Оливер тоже кажется мне теперь другим. В мое отсутствие он заказал себе еще пива и курит, теребя в руках зажигалку.
– Вы выглядите потрясающе. Я рад, что вы все-таки решили снять пальто.
Он улыбается, и я вдруг понимаю, что ему приятно находиться рядом со мной. Тем не менее его следующий вопрос застает меня врасплох.
– Можно мне спросить у вас кое-что?
– Конечно.
– Вы замужем?
Да, вот уж поистине сила тяжести действует сильнее над отелем «Ритц».
– Да. – Я чувствую себя как в воду опущенная. Еще бы – ведь я представлялась молодой одинокой женщиной. – Но мы сейчас разводимся.
Он изучает меня внимательным взглядом.
– Но что же случилось?
– Да ничего не случилось. – Мне совершенно не хочется шагать по этой улице. – Просто не ужились.
Всякая надежда на сексуальную игривость моментально улетучивается. Тяжелое, неловкое облако серьезности опускается на нас.
– И чего же вы хотите от меня? – спрашивает он. И по сей день я с содроганием вспоминаю, что ответила тогда.
Глядя на него, сидящего с сигаретой во рту в уютном кресле в отеле «Ритц», я перебираю в памяти все моменты, когда слонялась по пустому театру в надежде наткнуться на него и думала, что он мечтает о том же.
– Поиграть, – говорю я. Мой ответ звучит убого и жалобно, поэтому я улыбаюсь и пытаюсь как-то оживить его: – Ну, знаете, как ребенок… Просто поиграть, позабавиться.
Оливер смотрит на меня очень серьезно, совсем не как ребенок, вздумавший поиграть.
– Понятно, – говорит он наконец и снова откидывается на спинку кресла.
Я актриса. Меня назначили на роль любовницы, но у режиссера пока нет убежденности.
– Я жил с одной женщиной семь лет, – начинает Оливер.
У меня возникает ощущение, будто я стремительно лечу в пропасть. Вовсе не таким я представляла себе этот разговор все долгие месяцы моей одержимой страсти. Похоже, яркий, романтический, волшебный вечер отменяется. Судя по всему, нас ждет обмен исповедями о своих «бывших». Мы почти поженились.

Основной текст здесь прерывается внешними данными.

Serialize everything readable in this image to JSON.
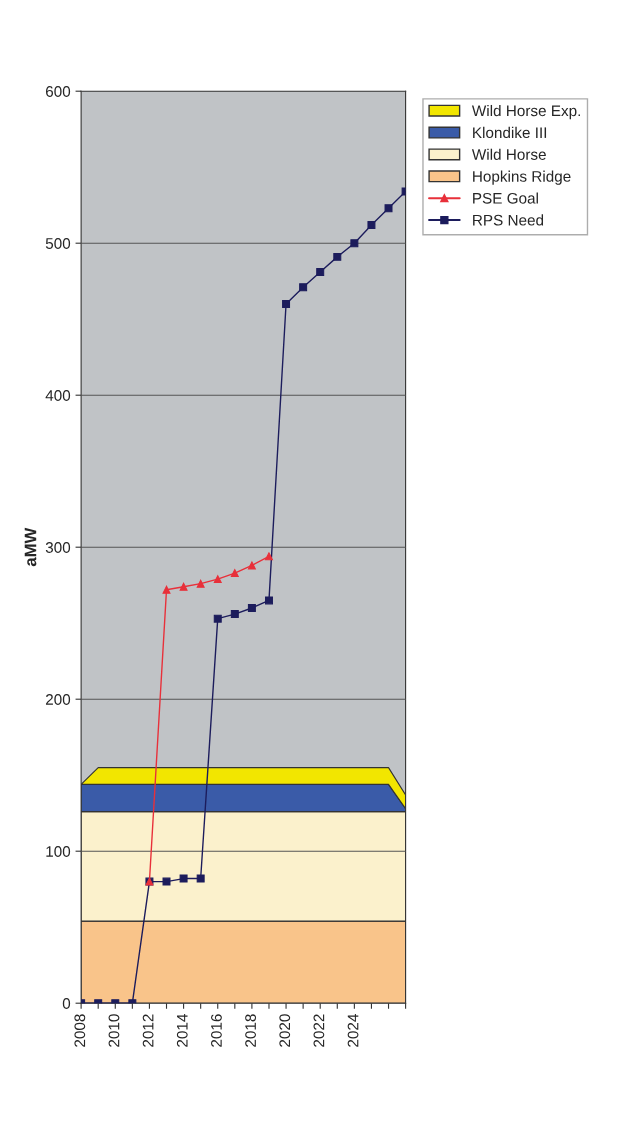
{
  "chart_data": {
    "type": "area",
    "ylabel": "aMW",
    "stacked": true,
    "x": [
      2008,
      2009,
      2010,
      2011,
      2012,
      2013,
      2014,
      2015,
      2016,
      2017,
      2018,
      2019,
      2020,
      2021,
      2022,
      2023,
      2024,
      2025,
      2026,
      2027
    ],
    "series": [
      {
        "name": "Hopkins Ridge",
        "color": "#f9c48a",
        "values": [
          54,
          54,
          54,
          54,
          54,
          54,
          54,
          54,
          54,
          54,
          54,
          54,
          54,
          54,
          54,
          54,
          54,
          54,
          54,
          54
        ]
      },
      {
        "name": "Wild Horse",
        "color": "#fbf1cc",
        "values": [
          72,
          72,
          72,
          72,
          72,
          72,
          72,
          72,
          72,
          72,
          72,
          72,
          72,
          72,
          72,
          72,
          72,
          72,
          72,
          72
        ]
      },
      {
        "name": "Klondike III",
        "color": "#3a5ba8",
        "values": [
          18,
          18,
          18,
          18,
          18,
          18,
          18,
          18,
          18,
          18,
          18,
          18,
          18,
          18,
          18,
          18,
          18,
          18,
          18,
          2
        ]
      },
      {
        "name": "Wild Horse Exp.",
        "color": "#f2e600",
        "values": [
          0,
          11,
          11,
          11,
          11,
          11,
          11,
          11,
          11,
          11,
          11,
          11,
          11,
          11,
          11,
          11,
          11,
          11,
          11,
          9
        ]
      },
      {
        "name": "PSE Goal",
        "type": "line",
        "color": "#e8303a",
        "marker": "triangle",
        "x": [
          2012,
          2013,
          2014,
          2015,
          2016,
          2017,
          2018,
          2019
        ],
        "values": [
          80,
          272,
          274,
          276,
          279,
          283,
          288,
          294
        ]
      },
      {
        "name": "RPS Need",
        "type": "line",
        "color": "#1c1c5c",
        "marker": "square",
        "values": [
          0,
          0,
          0,
          0,
          80,
          80,
          82,
          82,
          253,
          256,
          260,
          265,
          460,
          471,
          481,
          491,
          500,
          512,
          523,
          534
        ]
      }
    ],
    "xlim": [
      2008,
      2027
    ],
    "xticks": [
      2008,
      {
        "value": 2009,
        "label": null
      },
      2010,
      {
        "value": 2011,
        "label": null
      },
      2012,
      {
        "value": 2013,
        "label": null
      },
      2014,
      {
        "value": 2015,
        "label": null
      },
      2016,
      {
        "value": 2017,
        "label": null
      },
      2018,
      {
        "value": 2019,
        "label": null
      },
      2020,
      {
        "value": 2021,
        "label": null
      },
      2022,
      {
        "value": 2023,
        "label": null
      },
      2024,
      {
        "value": 2025,
        "label": null
      },
      {
        "value": 2026,
        "label": null
      },
      {
        "value": 2027,
        "label": null
      }
    ],
    "ylim": [
      0,
      600
    ],
    "yticks": [
      0,
      100,
      200,
      300,
      400,
      500,
      600
    ],
    "grid": "y",
    "legend": "right"
  }
}
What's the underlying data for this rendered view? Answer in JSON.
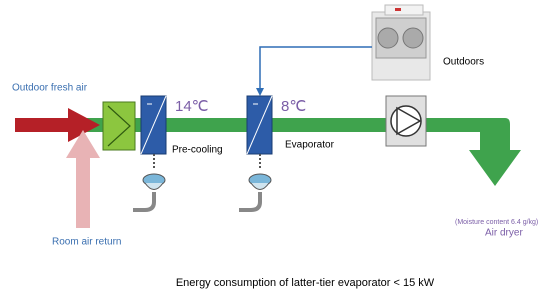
{
  "labels": {
    "fresh_air": "Outdoor fresh air",
    "return_air": "Room air return",
    "precool_temp": "14℃",
    "precool": "Pre-cooling",
    "evap_temp": "8℃",
    "evaporator": "Evaporator",
    "outdoors": "Outdoors",
    "moisture": "(Moisture content 6.4 g/kg)",
    "dryer": "Air dryer",
    "footer": "Energy consumption of latter-tier evaporator < 15 kW"
  }
}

Он постукивает по столу пачкой «Мальборо».
– Вы не против, если я закурю?
Кивком показываю ему, что не возражаю. В конце концов, он уже и так давно курит.
– Она забеременела, но потеряла ребенка. – Он делает знак официанту. – Хотите еще чего-нибудь выпить?
Я перевожу взгляд на свой почти полный бокал шабли.
– Нет. Спасибо.
– Пожалуйста, еще «Хейнекен», – заказывает Оливер. – И виски с содовой.
Официант кивает и снова исчезает.
– Ее звали Анджела. Она была просто удивительная женщина.
С этого момента все заканчивается. Даже не успев начаться.
Он курит, пьет и рассказывает мне о том, каким совершенством была Анджела, какой она была храброй и благородной. Он показывает мне зажигалку, которую она подарила ему однажды на Рождество, и даже заставляет меня подержать ее в руке, чтобы убедиться, какая она тяжеленькая. Он рассказывает мне о том, как трудно платить сразу за два жилья – за их бывший дом, где она осталась, и за съемную квартиру, куда он переехал. А еще о том, как она критиковала его за пьянство и называла его алкоголиком, хотя сам он считает, что это всего лишь обыкновенная начальная стадия.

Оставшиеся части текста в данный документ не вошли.